If we truly have a conservative field, then it should be propagated by some particles with some energy density, and thus a pressure. As we move the ends of the wormhole through this field, the pressure difference across the wormhole should drive enough of the mediating particles through the wormhole to establish equilibrium and produce the required "uphill" fields inside the wormhole.

RE: Metric

If we don't truly have a field, and are talking about topologies in the metric, then the question appears to resolve to whether one can have a closed time-like curve.

It is hard to imagine a wormhole without one, after all we could time dilate one of the ends and bring them back together.

pervect

You can view fields as particles if you like, but that's in the context of QM. And viewing fields as being made of particles shouldn't introduce any additional phenomenon, such as "pressure".


There's a pretty good chance wormholes can become time machines, but that's not really relevant to this thread. Basically, when you have a multiply connected topology , you expect to have a multi-valued potential function. The gradient of the potential function still gives the force in any local area, but in general th ae value of the potential will depend on the winding number.

utesfan100

Any real field will be in the context of QM. Otherwise it is a pseudo force created by a non-Euclidean metric in GR.

The energy density of a field can be shown to be equivalent to a uniform pressure of the particles at that location. Further, the higher potential should have a higher flux of particles on an area than the lower potential.

Note: as the energy of the particles are dependent on winding number, there is some room for short term variance, but over time equilibrium should be approached.

Can you show me a multiply connected topology without closed time-like curves?

HarryRool

It is seems to me that his argument follows from certain contextual assumptions:
1) The wormhole is human-traversable (weak gravity)
2) The wormhole is static
3) The wormhole is not rotating
4) The wormhole is being traversed at speeds much lower than that of light

When these assumptions hold, the gravitational force reduces to the gradient of a scalar field(= ln(-g₀₀)/2) This gradient is only defined as long as the metric is continuous. In that case, the work required to move between any two point is path-independent, i.e. a conservative situation. [Assumptions + metric continuity ==> gravity force is a gradient ==> path-independent work = conservative.]

It seems pretty clear to me that these assumptions must be in effect. Otherwise, the gravitational field is not conservative. You could imagine, for example, flying your spaceship through a rapidly rotating wormhole from high-Newtonian-gravitational-potential planet A to low-Newtonian-gravitational-potential planet B (nominally a downhill trip) in an way that goes uphill. All you'd have to do is have your spaceship spiral inward and through the wormhole in a direction counter to the wormhole's rotation.
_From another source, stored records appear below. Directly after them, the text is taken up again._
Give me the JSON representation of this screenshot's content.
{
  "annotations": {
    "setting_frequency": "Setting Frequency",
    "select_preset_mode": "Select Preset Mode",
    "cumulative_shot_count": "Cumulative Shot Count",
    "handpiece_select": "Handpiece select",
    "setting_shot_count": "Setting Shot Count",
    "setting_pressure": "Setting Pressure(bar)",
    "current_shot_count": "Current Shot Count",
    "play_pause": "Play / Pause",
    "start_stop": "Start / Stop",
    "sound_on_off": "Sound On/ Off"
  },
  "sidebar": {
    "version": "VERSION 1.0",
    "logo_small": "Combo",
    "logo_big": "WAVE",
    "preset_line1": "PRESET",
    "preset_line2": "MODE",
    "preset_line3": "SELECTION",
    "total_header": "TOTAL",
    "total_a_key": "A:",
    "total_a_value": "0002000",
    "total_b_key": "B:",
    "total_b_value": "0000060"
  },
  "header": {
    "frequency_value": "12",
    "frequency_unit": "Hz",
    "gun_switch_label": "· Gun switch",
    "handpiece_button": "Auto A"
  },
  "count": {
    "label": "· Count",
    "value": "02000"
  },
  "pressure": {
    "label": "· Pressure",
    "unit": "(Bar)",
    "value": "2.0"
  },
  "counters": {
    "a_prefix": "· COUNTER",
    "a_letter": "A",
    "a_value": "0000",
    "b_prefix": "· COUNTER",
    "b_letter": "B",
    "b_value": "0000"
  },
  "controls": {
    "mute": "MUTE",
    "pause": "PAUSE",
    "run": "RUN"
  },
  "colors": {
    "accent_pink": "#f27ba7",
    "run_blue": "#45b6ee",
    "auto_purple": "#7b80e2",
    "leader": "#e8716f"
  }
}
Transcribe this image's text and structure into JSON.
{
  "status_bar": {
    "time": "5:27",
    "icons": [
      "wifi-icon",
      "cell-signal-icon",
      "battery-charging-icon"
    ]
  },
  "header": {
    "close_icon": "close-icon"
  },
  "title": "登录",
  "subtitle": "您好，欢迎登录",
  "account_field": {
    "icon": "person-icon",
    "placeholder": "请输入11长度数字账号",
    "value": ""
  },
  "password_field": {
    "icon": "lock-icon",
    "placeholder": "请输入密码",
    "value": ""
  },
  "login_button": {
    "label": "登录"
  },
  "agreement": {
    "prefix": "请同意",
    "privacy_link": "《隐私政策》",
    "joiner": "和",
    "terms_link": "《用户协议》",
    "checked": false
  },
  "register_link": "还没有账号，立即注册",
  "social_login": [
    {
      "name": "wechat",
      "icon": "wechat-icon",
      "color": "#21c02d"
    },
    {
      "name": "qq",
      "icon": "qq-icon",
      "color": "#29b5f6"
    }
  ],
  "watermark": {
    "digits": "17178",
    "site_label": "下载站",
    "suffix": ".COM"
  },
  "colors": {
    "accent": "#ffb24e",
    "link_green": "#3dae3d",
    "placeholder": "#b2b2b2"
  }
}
Because you'd be traveling against the rotating wormhole's frame dragging, an arbitrarily large number of spirals (revolutions) within the wormhole would burn an arbitrarily large amount of fuel. This would turn your downhill trip to uphill.

Same with traversing at speeds close to that of light. [Then you'd have to work against velocity-dependent tidal forces.]

Same with strong gravity. [Then ln(-g₀₀)/2 isn't a good stand in for a Newtonian-like gravitational potential (though I think that g₀₀ itself might work)]

Same with a non-static wormhole. [Then the force on test particle doesn't look like the gradient of a component of the metric.]

Yes, the application of Stoke's theorem for paths that traverse a wormhole is a most interesting problem. I don't know what relevence that has to gravity, though. Unless your point is that EM is not in general conservative and neither is gravity (except in most cases of interest, see above). So gravity might have a similar pathology as EM with regard to wormholes.

Realize, however, that the nonconversevative aspects of gravity mentioned above, have little to do with wormholes. I pretty sure that if you pilot your ship around a Kerr black hole against its rotation, you'll use more energy than if you travel around this black hole in the same direction in which it spins. So you have path-dependent work.

But I don't think that these scenarios apply to traversals of (non-rotating) Morris-Thorne-style wormholes. Obviously, I'm not a physicist, just a physics enthusiast. But I think that this is the context of that short FAQ answer.